Eh si, perché per tutto quel che facciamo, che rimandiamo o a cui rinunciamo c’è una spiegazione in qualche libro.

Ad esempio,  giorni fa ho scritto qualche parola su questo nuovo ed interessante cellulare e nella chiosa finale me la sono presa con una nota azienda che fa pagare ai clienti una cifra esorbitante per una feature che nei fatti costa molto poco produrre.

Sta a noi decidere cosa fare. Abbiamo tutti gli strumenti per valutare; nell’era digitale possiamo sapere tutto in pochi secondi, ma c’è qualcuno che accetta comunque di pagare 220 euro per qualcosa che altri vendono a 30.

Bene, in economia questo si chiama “appropriarsi del surplus del consumatore”, meglio definito come “discriminazione di prezzo”.  Si trova nei manuali di microeconomia.

Stamattina, durante la colazione, nel mio solito girovagare tra quotidiani digitali, leggo un articolo del Messaggero dove si parla della nuova strategia del Governo per combattere l’evasione fiscale, più precisamente la possibilità di potersi scaricare la fattura dell’idraulico, in modo da eliminare il tanto famoso “Sarebbero 150 euro, 100 senza ricevuta”.

Ovviamente l’economia si occupa anche di questo, si chiama “preferenza temporale”.

Economista

Intendiamoci, sono fermamente convinto che sapere tutto questo serva relativamente, sono comportamenti del tutto naturali, non è che li facciamo perché siamo economisti.

Ad ogni modo la legge della preferenza temporale dice: “gli individui preferiscono una soddisfazione presente ad una soddisfazione futura, se questa è uguale o inferiore”.

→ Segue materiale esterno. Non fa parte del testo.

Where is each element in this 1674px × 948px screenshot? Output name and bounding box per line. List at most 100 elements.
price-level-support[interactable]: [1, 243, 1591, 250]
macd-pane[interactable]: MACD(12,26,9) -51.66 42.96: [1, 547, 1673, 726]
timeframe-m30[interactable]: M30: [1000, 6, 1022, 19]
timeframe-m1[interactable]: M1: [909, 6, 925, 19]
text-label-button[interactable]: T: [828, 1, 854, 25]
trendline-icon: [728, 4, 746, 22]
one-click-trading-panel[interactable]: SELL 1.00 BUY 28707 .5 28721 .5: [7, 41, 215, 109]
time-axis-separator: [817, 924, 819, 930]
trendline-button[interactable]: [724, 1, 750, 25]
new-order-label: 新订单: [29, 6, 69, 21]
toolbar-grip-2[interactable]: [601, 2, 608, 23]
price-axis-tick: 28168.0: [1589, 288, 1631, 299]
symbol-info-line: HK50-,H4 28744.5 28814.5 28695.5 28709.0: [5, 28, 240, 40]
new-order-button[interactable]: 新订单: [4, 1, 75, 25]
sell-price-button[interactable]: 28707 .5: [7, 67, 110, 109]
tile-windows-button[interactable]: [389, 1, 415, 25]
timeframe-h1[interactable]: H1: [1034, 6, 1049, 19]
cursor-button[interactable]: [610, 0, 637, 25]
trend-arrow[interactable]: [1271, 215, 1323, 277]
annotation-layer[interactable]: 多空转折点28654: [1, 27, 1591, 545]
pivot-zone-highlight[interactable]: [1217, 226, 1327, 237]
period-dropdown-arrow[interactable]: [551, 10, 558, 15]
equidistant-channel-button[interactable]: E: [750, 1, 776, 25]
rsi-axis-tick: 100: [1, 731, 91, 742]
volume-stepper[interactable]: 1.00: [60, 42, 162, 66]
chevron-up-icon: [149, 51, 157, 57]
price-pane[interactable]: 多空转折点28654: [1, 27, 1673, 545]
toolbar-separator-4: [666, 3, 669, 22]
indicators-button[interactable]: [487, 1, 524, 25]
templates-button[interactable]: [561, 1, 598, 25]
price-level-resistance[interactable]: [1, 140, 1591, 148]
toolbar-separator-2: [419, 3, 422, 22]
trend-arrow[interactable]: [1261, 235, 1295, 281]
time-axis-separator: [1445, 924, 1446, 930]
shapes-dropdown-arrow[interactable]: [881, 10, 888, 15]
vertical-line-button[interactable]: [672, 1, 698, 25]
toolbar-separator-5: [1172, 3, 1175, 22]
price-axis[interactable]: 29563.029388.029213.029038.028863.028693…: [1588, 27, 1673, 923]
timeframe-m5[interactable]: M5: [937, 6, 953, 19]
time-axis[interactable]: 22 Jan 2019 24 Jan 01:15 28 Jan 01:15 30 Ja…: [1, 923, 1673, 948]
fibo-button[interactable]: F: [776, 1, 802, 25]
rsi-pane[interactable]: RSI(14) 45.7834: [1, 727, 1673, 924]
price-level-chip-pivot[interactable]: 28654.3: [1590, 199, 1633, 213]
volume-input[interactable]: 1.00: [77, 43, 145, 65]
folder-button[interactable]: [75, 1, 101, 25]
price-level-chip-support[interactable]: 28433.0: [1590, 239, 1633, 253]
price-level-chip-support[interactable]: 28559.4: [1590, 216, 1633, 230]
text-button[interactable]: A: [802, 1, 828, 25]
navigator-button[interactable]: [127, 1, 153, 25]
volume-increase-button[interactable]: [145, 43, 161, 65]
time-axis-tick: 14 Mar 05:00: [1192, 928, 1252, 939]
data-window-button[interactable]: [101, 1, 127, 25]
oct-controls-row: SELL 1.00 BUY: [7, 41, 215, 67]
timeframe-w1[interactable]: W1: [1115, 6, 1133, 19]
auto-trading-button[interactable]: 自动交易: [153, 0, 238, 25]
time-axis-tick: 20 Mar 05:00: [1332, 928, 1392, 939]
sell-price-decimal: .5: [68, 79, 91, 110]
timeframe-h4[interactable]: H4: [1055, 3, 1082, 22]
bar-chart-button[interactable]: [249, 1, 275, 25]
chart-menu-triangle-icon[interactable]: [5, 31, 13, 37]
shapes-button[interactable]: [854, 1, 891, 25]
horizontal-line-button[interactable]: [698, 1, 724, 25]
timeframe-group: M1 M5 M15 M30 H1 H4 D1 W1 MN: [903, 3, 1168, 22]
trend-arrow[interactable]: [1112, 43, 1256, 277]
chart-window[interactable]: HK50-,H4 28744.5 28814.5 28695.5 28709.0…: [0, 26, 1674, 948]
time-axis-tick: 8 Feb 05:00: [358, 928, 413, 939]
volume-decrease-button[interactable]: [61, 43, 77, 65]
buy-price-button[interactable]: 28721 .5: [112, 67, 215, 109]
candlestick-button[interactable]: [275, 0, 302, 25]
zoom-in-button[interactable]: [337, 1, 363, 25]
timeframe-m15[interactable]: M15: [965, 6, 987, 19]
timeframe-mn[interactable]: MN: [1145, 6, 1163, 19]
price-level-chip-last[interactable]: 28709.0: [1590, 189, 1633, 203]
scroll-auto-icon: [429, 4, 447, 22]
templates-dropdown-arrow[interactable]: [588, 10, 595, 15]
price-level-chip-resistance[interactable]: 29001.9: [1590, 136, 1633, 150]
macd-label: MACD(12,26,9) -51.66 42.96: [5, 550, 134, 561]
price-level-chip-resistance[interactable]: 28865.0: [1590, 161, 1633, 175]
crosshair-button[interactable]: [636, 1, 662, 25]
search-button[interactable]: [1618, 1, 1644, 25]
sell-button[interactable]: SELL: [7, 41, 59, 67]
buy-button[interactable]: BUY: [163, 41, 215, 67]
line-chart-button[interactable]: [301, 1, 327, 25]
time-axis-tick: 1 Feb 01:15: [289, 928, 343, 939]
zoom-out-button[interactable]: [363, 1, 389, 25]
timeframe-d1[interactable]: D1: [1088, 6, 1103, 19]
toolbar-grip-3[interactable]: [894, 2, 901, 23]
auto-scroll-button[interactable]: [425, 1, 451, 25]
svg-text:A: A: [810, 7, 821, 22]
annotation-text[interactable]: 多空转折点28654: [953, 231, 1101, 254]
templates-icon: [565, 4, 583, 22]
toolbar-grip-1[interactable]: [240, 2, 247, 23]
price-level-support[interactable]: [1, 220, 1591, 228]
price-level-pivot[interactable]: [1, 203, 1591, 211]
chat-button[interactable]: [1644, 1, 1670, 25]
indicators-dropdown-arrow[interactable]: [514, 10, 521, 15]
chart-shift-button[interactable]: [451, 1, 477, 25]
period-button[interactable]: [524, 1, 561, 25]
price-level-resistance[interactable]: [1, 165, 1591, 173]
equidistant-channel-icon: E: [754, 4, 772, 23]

Direi che è molto chiara, si può solo aggiungere che, essendo tutti diversi, ognuno di noi può avere un’intensità differente di preferenza temporale. Se è alta significa che consumiamo molto e subito, quindi saremo poco propensi al risparmio, viceversa se abbiamo una bassa preferenza temporale significa che non abbiamo particolari problemi a posticipare i consumi e amiamo risparmiare.

Fatta questa doverosa precisazione, ci rendiamo conto che l’idea del Governo è, al solito, una cazzata.

Se l’idraulico ci chiede 100 euro subito o 150 con fattura (che scaricheremo dalle tasse in dieci anni), direi che  la maggior parte preferirà risparmiare.

Conoscere o no l’esistenza di questa legge (ma un ministro dovrebbe) non altera in nessun modo il risultato, che è la naturale tendenza a pagare meno, a parità di condizioni.